20 Лютовея 2001 года от восхождения Старших Сестер. Вечер
— Тады ой… — хафлинг пристукнул ладонью по столешнице. — Но смотги, словен, завтга поутгу совегшишь гитуал клятвы, ибо введешь меня в великие смуты и газогы.
— Совершу… — я запнулся, раздумывая как бы потактичнее задать Мирону главный вопрос. — Тут такое дело…

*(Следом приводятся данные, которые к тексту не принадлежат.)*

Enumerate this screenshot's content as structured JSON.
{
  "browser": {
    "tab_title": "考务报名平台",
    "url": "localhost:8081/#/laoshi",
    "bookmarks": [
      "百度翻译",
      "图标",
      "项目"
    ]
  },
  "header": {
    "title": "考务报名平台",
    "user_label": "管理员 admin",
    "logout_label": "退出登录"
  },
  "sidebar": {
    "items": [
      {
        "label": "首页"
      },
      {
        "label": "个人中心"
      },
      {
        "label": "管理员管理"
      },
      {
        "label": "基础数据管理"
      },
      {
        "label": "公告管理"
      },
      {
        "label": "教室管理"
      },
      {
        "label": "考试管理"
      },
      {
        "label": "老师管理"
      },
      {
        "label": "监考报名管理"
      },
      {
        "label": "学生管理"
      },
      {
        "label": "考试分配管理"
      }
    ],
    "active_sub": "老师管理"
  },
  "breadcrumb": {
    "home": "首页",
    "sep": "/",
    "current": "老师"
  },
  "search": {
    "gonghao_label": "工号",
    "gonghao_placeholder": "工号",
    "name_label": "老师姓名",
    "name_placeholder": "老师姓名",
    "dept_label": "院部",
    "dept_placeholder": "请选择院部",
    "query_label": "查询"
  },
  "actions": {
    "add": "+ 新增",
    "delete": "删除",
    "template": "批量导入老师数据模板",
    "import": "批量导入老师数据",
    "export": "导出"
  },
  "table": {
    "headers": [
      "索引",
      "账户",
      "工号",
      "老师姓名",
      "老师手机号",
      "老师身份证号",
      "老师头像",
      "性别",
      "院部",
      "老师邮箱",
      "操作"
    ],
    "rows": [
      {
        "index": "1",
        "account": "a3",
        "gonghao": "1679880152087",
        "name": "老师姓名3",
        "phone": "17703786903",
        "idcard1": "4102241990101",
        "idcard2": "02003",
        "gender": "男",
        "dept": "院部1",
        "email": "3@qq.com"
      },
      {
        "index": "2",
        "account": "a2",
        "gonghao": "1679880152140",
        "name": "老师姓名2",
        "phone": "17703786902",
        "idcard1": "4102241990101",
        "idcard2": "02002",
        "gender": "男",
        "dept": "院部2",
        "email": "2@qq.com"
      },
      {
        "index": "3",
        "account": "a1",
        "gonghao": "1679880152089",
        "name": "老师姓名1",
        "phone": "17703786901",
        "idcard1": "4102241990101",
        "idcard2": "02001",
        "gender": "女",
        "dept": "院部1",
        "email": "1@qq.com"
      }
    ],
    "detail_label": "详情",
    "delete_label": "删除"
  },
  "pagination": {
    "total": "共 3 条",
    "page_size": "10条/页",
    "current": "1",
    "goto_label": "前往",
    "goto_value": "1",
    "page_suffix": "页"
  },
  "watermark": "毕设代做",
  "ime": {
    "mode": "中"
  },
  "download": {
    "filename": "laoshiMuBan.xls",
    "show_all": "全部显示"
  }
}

— Не сумлевайся, Гоган, — меняла понимающе кивнул. — Девка она, как есть девка. Вечегом подойдет к алтагю Власты Непогочной, сам убедишьси.
— Разве что так… — я немного успокоился. Уже понял: с алтарями и богами в этом мире не шутят.
— А тепегича, айда ко мне, — меняла радушно развел руки. — Попагимся всласть, по багану сожгем, бгажкой заполигуем, а с утгеца в путь-догожку наладишься. Заночуешь у меня, так уж и быть, гади такого дела. Опять же, познакомишься с сопутниками своими.
— Айда… — я поискал еще какого-нибудь подвоха, но не нашел, и отправился за хафлингом.
Купцы из пришлых проживали в отдельной слободке, обнесенной могучим тыном, на воротах стояла охрана, два справно снаряженных ослава. Да еще с пяток на помостах за частоколом — за безопасность в таких местах отвечали старшины родов, на чьих землях были расположены торговые поселения.
Подворье Мирона опозналось без особого труда — каменный забор в полтора человеческих роста, сплошь покрытый затейливой мелкой резьбой. Камень — он хафлингам ближе, чем любой другой материал. Могучие ворота из тесаных дубовых плах открылись как по мановению волшебной палочки. А сразу за ними нас встречали четверо рабов на коленях — именно рабов, тут не ошибешься — медные ошейники сами за себя говорят.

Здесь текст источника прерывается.